Recently, in a discussion about the military, a friend of mine recalled receiving a letter when he was 18 asking him whether he would like to join the military in Belgium. This Canadian friend of mine had a Belgian grandfather, but had never visited the country. “After I received the letter from Belgium, it did make me wonder why I never received such a letter from Canada,” he reflected.

The military is not on most Canadians’ minds, particularly because Canada has one of the lowest rates of per capita military involvement in the world. According to this Macleans article, “[looking at] military personnel per capita […] leaves Canada the fourth-lowest number, with 0.0018 per person. In this instance, Canada is only beaten by India, Brazil, and China, whose large armed forces are eclipsed by their giant populations.”

Canadians are blessed to live in such a peaceful country with the best neighbour on whom we can rely for cooperation on our security interests. However, the meagre percentage of our population that serves in the military bespeaks a weakness in our cultivation of civic responsibility and even of the value of a noble patriotism.

Almost every time that I have been to Israel, I have visited Mount Herzl, the national military cemetery. And, each time it has been a profound and memorable highlight.
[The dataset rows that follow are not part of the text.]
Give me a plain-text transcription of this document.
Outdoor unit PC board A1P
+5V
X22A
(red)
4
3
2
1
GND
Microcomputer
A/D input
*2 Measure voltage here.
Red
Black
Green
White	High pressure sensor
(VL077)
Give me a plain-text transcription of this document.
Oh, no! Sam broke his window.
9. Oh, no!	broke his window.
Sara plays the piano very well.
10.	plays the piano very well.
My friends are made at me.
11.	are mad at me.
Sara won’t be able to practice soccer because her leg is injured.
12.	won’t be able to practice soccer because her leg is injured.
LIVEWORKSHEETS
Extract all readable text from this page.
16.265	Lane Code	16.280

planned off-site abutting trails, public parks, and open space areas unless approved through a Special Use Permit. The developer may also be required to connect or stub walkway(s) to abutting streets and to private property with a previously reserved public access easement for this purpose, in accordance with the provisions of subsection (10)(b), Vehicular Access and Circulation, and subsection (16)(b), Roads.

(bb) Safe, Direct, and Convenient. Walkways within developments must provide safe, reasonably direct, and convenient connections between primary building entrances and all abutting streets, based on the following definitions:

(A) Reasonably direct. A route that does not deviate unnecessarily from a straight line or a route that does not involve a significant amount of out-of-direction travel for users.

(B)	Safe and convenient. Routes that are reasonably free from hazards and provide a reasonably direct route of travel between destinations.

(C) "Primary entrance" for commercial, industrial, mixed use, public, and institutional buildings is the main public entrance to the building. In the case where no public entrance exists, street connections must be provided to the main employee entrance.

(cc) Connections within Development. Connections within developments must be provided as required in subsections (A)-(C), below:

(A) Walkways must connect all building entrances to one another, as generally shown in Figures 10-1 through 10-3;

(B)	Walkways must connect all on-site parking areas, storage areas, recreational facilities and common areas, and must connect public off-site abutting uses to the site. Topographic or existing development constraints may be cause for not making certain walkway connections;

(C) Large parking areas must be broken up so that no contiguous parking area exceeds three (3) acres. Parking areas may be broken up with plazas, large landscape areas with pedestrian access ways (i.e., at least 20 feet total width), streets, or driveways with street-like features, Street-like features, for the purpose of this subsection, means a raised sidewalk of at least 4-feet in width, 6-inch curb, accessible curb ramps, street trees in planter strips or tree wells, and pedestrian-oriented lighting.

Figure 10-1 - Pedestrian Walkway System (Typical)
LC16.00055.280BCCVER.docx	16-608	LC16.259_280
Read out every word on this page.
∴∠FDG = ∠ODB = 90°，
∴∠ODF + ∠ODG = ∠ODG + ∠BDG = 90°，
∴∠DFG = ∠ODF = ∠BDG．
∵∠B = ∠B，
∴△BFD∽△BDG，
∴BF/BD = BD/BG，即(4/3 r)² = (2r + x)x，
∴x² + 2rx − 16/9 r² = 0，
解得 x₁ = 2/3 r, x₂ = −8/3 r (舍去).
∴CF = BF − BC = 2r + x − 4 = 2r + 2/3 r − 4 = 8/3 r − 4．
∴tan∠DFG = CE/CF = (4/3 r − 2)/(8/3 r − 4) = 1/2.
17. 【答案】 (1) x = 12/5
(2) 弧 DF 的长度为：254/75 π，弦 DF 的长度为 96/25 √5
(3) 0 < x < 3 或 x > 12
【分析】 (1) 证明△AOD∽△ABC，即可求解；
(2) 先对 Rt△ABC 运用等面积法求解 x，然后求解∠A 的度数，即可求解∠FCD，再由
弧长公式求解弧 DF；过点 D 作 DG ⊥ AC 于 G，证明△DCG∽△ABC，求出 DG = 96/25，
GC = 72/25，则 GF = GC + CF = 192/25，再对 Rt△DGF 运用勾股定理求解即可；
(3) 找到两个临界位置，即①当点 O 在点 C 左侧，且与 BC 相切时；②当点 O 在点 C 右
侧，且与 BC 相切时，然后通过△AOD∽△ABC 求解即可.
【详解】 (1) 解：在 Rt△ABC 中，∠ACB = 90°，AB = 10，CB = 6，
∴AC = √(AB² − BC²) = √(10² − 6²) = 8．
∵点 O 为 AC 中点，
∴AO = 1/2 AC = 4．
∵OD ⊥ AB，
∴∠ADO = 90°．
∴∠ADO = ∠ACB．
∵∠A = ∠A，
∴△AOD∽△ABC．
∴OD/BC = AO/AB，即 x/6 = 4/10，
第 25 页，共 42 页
Below is an excerpt from journal about my first visit there with the Philos Project on July 24, 2017 with the #1 Israeli guide Assaf Boker.

Next we made our way over to the graves of soldiers recently killed in combat. We stood before the graves of Michael Levin and then of Max Steinberg, both Americans who participated in Birthright [trips to Israel] and then decided to enlist in the IDF [Israel Defense Forces]. Steinberg came to Israel in 2011 and said, “I’m going to be exactly like Michael, except I’m going to live.” At age 24, Steinberg was a sharpshooter in the Golani Brigade, and became one of thirteen killed on day 13 of Operation Protective Edge in a neighbourhood of Gaza City. The Californian volunteer who didn’t know Hebrew insisted on serving in the elite unit. His father reports his son saying, “If I’m not in Golani, then send me to jail or send me home.” The army initially did send him home, but when he returned to Israel, they finally accepted him. Assaf told us that an astounding 30,000 people attended his funeral in Jerusalem to demonstrate their conviction that Steinberg was not a ‘lone soldier’; he became the ultimate Israeli. Assaf read excerpts from Steinberg family members’ eulogies as we stood before the tomb which says, “Live for yourself and you will live in vain. Live for others and you will live again.”

Imagine the impact it has on young people to hear this story told to them as they stand before Levin and Steinberg’s graves.

This constitutes a unique education, and I will be grateful for this experience for the rest of my life.

Young people are dying to be called to lead lives of responsibility and moral courage. Jordan Peterson says he watches eyes light up when he speaks about how responsibility gives life meaning. And when the Conservative leadership race was taking place in 2017, Peterson spoke to the candidates about their difficulties communicating to millennials: “What the hell are conservatives going to sell to young people?” he asked them. “Being conservative is something that happens when you’re older. Well, they can sell responsibility. It’s unbelievable how hungry people are for it and no one’s selling it.”

Similarly, Abraham Joshua Heschel stressed, “Without the awareness of a task to be done, a task waiting for him, man regards himself as an outcast. The content of this task we must acquire.”

And how do we acquire it?

What made my friend briefly consider joining an army in a country he never visited that speaks a language he doesn’t know? Quite simply, they asked.

You elevate young people when you demand great things of us.

2 thoughts on “Young People are Dying to Be Needed

  1. Very interesting. I suppose Belgium like most European countries has such a small youth population that they have to scrape the bottom of the barrel to try to get recruits. In some cases, people would respond so as to get access to European Community and gain residence or citizenship in Belgium. There must be thousands of Africans, for example, who are part Beligum in ancestry.

    In the USA young men still have to sign up for selective service and most schools allow active recruiting by the US military. In the American heartland and in rural areas military service is seen as a great or good career option. I myself served in the American military as a young man (I volunteered) and many of my students have served in the Armed Forces including until very recently the highest-ranking NCO in the US Air Force. That young man went straight into military service out of high school He is not yet 50 years old and has an excellent pension for life. I always told my students that getting experience in the military was good for anyone but that they should do ONE TOUR OF DUTY or go for 20 or 30 so as to retire with a pension. I told them the easiest way to get 20 years in is as an NCO. It is very difficult for a reserve officer or junior officer to get in more than 10 or 12 years.